Interviewing

8 March 2022

Many students will be interviewing for opportunities in the coming weeks. Both on-campus and summer positions will use interviews to inform the selection process. Interviews can range from: 

Rachel Leatham
Rachel Leatham, Associate Director
  • Recorded, where participants respond to a set of questions by phone or using a camera;
  • Informal, where a 1:1 conversation is held between the candidate and the hiring official; 
  • Formal, possibly with multiple panels, including structured interviews with different team members and/or groups;
  • Technical interviews, where a candidate is asked to demonstrate their problem-solving abilities such as in coding for computer engineering; and,
  • Case interviews, where a candidate is run through a practice scenario and they need to demonstrate their analytical skills and make recommendations.   

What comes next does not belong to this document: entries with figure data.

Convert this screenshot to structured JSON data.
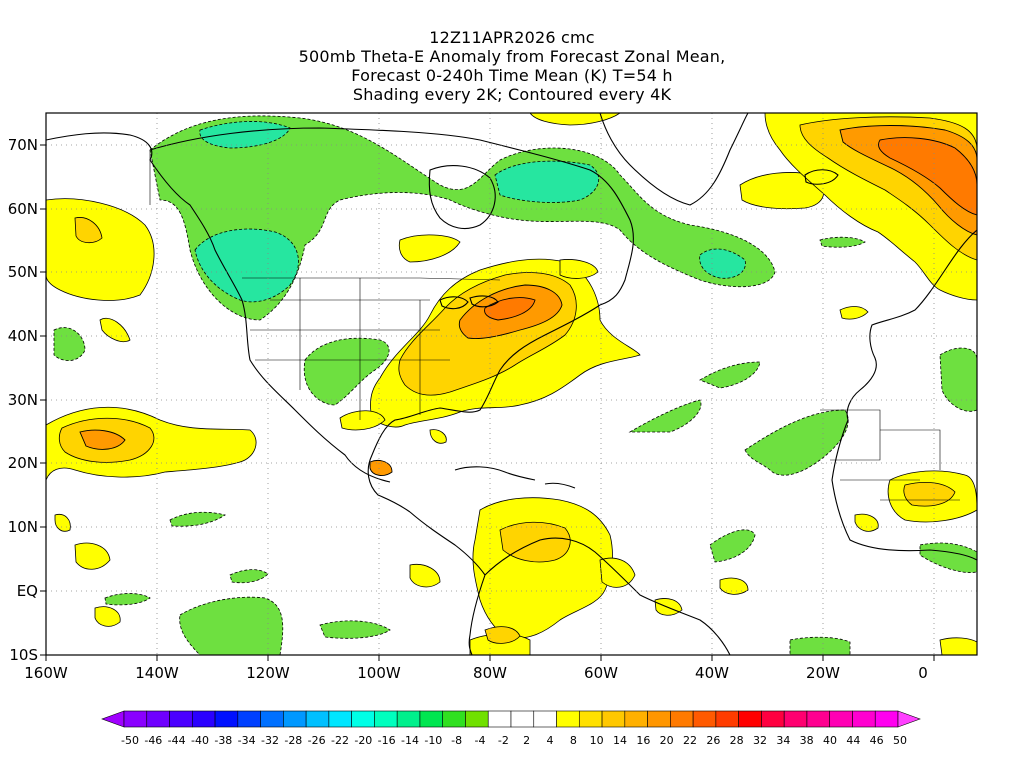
{
  "title": {
    "line1": "12Z11APR2026 cmc",
    "line2": "500mb Theta-E Anomaly from Forecast Zonal Mean,",
    "line3": "Forecast 0-240h Time Mean (K) T=54 h",
    "line4": "Shading every 2K; Contoured every 4K"
  },
  "lat_labels": [
    "70N",
    "60N",
    "50N",
    "40N",
    "30N",
    "20N",
    "10N",
    "EQ",
    "10S"
  ],
  "lon_labels": [
    "160W",
    "140W",
    "120W",
    "100W",
    "80W",
    "60W",
    "40W",
    "20W",
    "0"
  ],
  "colorbar": {
    "labels": [
      "-50",
      "-46",
      "-44",
      "-40",
      "-38",
      "-34",
      "-32",
      "-28",
      "-26",
      "-22",
      "-20",
      "-16",
      "-14",
      "-10",
      "-8",
      "-4",
      "-2",
      "2",
      "4",
      "8",
      "10",
      "14",
      "16",
      "20",
      "22",
      "26",
      "28",
      "32",
      "34",
      "38",
      "40",
      "44",
      "46",
      "50"
    ],
    "colors": [
      "#8a00ff",
      "#6f00ff",
      "#4b00ff",
      "#2a00ff",
      "#0010ff",
      "#0040ff",
      "#0070ff",
      "#0098ff",
      "#00c0ff",
      "#00e6ff",
      "#00ffe6",
      "#00ffbe",
      "#00f08c",
      "#00e650",
      "#30e020",
      "#70e000",
      "#ffffff",
      "#ffffff",
      "#ffffff",
      "#ffff00",
      "#ffe000",
      "#ffc800",
      "#ffb000",
      "#ff9600",
      "#ff7a00",
      "#ff5a00",
      "#ff3c00",
      "#ff0000",
      "#ff0040",
      "#ff0070",
      "#ff0090",
      "#ff00b4",
      "#ff00d0",
      "#ff00f0"
    ]
  },
  "colors": {
    "green": "#6ee040",
    "cyan_green": "#26e6a0",
    "yellow": "#ffff00",
    "yellow_orange": "#ffd400",
    "orange": "#ff9a00",
    "deep_orange": "#ff7a00"
  }
}
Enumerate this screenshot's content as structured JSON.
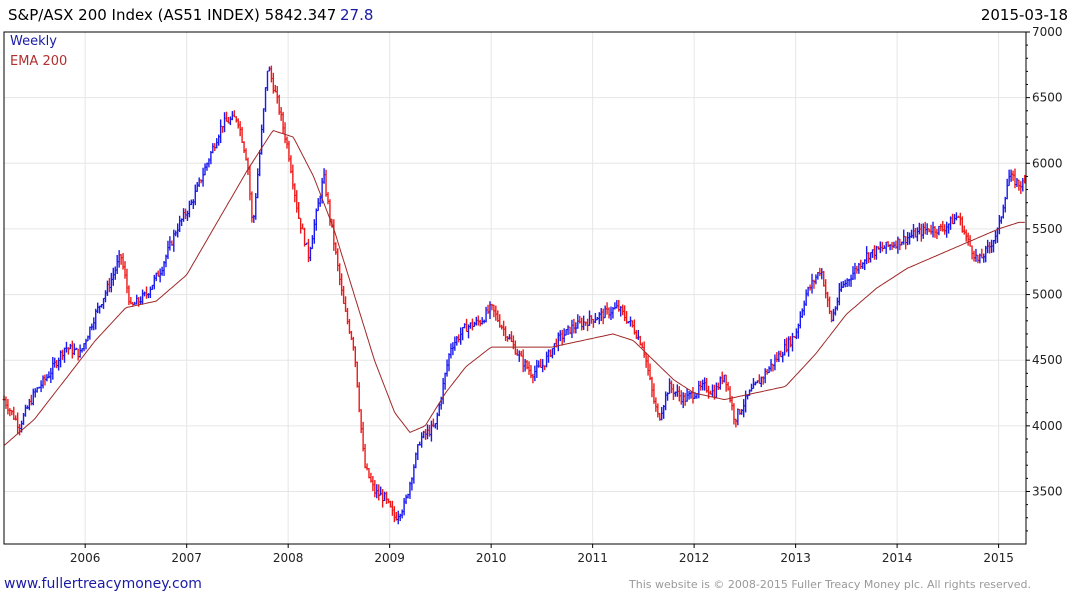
{
  "header": {
    "title": "S&P/ASX 200 Index (AS51 INDEX) 5842.347",
    "change": "27.8",
    "date": "2015-03-18"
  },
  "legend": {
    "weekly": "Weekly",
    "ema": "EMA 200"
  },
  "footer": {
    "link": "www.fullertreacymoney.com",
    "copyright": "This website is © 2008-2015 Fuller Treacy Money plc. All rights reserved."
  },
  "colors": {
    "up_bar": "#1a1aee",
    "down_bar": "#ee1a1a",
    "ema": "#a02828",
    "grid": "#e6e6e6",
    "frame": "#000000"
  },
  "chart_data": {
    "type": "line",
    "ylim": [
      3100,
      7000
    ],
    "xlim": [
      2005.2,
      2015.27
    ],
    "y_ticks": [
      3500,
      4000,
      4500,
      5000,
      5500,
      6000,
      6500,
      7000
    ],
    "x_ticks": [
      {
        "x": 2006,
        "label": "2006"
      },
      {
        "x": 2007,
        "label": "2007"
      },
      {
        "x": 2008,
        "label": "2008"
      },
      {
        "x": 2009,
        "label": "2009"
      },
      {
        "x": 2010,
        "label": "2010"
      },
      {
        "x": 2011,
        "label": "2011"
      },
      {
        "x": 2012,
        "label": "2012"
      },
      {
        "x": 2013,
        "label": "2013"
      },
      {
        "x": 2014,
        "label": "2014"
      },
      {
        "x": 2015,
        "label": "2015"
      }
    ],
    "grid": true,
    "legend_position": "top-left",
    "series": [
      {
        "name": "Weekly",
        "x": [
          2005.2,
          2005.35,
          2005.5,
          2005.65,
          2005.8,
          2005.95,
          2006.1,
          2006.25,
          2006.35,
          2006.45,
          2006.6,
          2006.75,
          2006.9,
          2007.05,
          2007.2,
          2007.35,
          2007.5,
          2007.6,
          2007.65,
          2007.8,
          2007.9,
          2008.0,
          2008.1,
          2008.2,
          2008.3,
          2008.35,
          2008.45,
          2008.55,
          2008.65,
          2008.75,
          2008.85,
          2008.95,
          2009.05,
          2009.15,
          2009.3,
          2009.45,
          2009.6,
          2009.75,
          2009.9,
          2010.0,
          2010.15,
          2010.3,
          2010.4,
          2010.5,
          2010.65,
          2010.8,
          2010.95,
          2011.1,
          2011.25,
          2011.4,
          2011.5,
          2011.6,
          2011.65,
          2011.75,
          2011.9,
          2012.0,
          2012.1,
          2012.2,
          2012.3,
          2012.4,
          2012.55,
          2012.7,
          2012.85,
          2013.0,
          2013.1,
          2013.25,
          2013.35,
          2013.45,
          2013.55,
          2013.7,
          2013.85,
          2014.0,
          2014.15,
          2014.3,
          2014.45,
          2014.6,
          2014.7,
          2014.8,
          2014.9,
          2015.0,
          2015.1,
          2015.2
        ],
        "values": [
          4200,
          4000,
          4250,
          4400,
          4600,
          4550,
          4850,
          5100,
          5300,
          4900,
          5000,
          5200,
          5500,
          5700,
          6000,
          6300,
          6350,
          6000,
          5500,
          6750,
          6450,
          6100,
          5600,
          5300,
          5700,
          5900,
          5400,
          4900,
          4600,
          3700,
          3500,
          3450,
          3300,
          3400,
          3900,
          4000,
          4600,
          4750,
          4800,
          4900,
          4700,
          4500,
          4400,
          4450,
          4650,
          4750,
          4800,
          4850,
          4900,
          4750,
          4600,
          4200,
          4050,
          4300,
          4200,
          4250,
          4300,
          4250,
          4400,
          4050,
          4250,
          4400,
          4550,
          4700,
          5000,
          5200,
          4800,
          5050,
          5150,
          5300,
          5350,
          5400,
          5450,
          5500,
          5500,
          5600,
          5400,
          5250,
          5350,
          5500,
          5900,
          5842
        ]
      },
      {
        "name": "EMA 200",
        "x": [
          2005.2,
          2005.5,
          2005.8,
          2006.1,
          2006.4,
          2006.7,
          2007.0,
          2007.3,
          2007.6,
          2007.85,
          2008.05,
          2008.25,
          2008.45,
          2008.65,
          2008.85,
          2009.05,
          2009.2,
          2009.35,
          2009.55,
          2009.75,
          2010.0,
          2010.3,
          2010.6,
          2010.9,
          2011.2,
          2011.4,
          2011.6,
          2011.8,
          2012.0,
          2012.3,
          2012.6,
          2012.9,
          2013.2,
          2013.5,
          2013.8,
          2014.1,
          2014.4,
          2014.7,
          2015.0,
          2015.2
        ],
        "values": [
          3850,
          4050,
          4350,
          4650,
          4900,
          4950,
          5150,
          5550,
          5950,
          6250,
          6200,
          5900,
          5500,
          5000,
          4500,
          4100,
          3950,
          4000,
          4250,
          4450,
          4600,
          4600,
          4600,
          4650,
          4700,
          4650,
          4500,
          4350,
          4250,
          4200,
          4250,
          4300,
          4550,
          4850,
          5050,
          5200,
          5300,
          5400,
          5500,
          5550
        ]
      }
    ]
  }
}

The Career Center has a myriad of resources available for students, including an interview guide and appointments for practice interviews with a coach. We encourage students to ask their hiring managers for details on what to expect during an interview so that they can prepare accordingly. Additionally, students can research organizations via Carleton connections (looking at Carls on LinkedIn) or third-party sites such as Glassdoor

If they are open to a conversation, you can also help your Carleton student prepare for an interview. 

  • Normalize the interview process. You can share your own interviewing stories. Thinking back on your first interview experiences, what did you feel? What mistakes did you make and what did you learn from those experiences? What was the most surprising thing you learned during an interview? Sharing your own experiences can help to make the interview process feel less intimidating. 
  • Listen to their stories. Suspend any judgment about what they “should” be doing and listen to their insights. Ask your student what types of work they are interested in and why. Be curious about the opportunities they are seeking out. Ask them what they hope to gain from the experience and why it makes sense for them. Take this as an opportunity to see your Carleton student connect the dots between their learning, their interests, and their future aspirations. 
  • Build confidence. Helping your student to connect their previous experiences with prospective opportunities helps them to get into a confident mindset. Where have they made a difference in their community and the lives of others? What are they most proud of? What is a difficult situation they have faced and overcame? 
  • Visualize the end game. Help your student to think through what they want at the end of the interview. What is important to your student? Are they motivated by making a difference, earning a certain amount of money, being in a unique geographic location, being close to loved ones, something else or a combination of these concepts? What kind of a workplace would they thrive in? Where do they see themselves six months from now? Knowing how this prospective opportunity helps them to connect with their values and a higher sense of purpose can be a powerful insight. 

At the end of the day, interviewing is a great opportunity for hiring managers and applicants to learn more about each other. Applicants can explore whether their skills and interests match the needs of the organization. Hiring managers use the conversation to assess the potential of a candidate to carry out and advance their efforts. Helping your student to feel more comfortable in the interview process will help them now and throughout their career journey.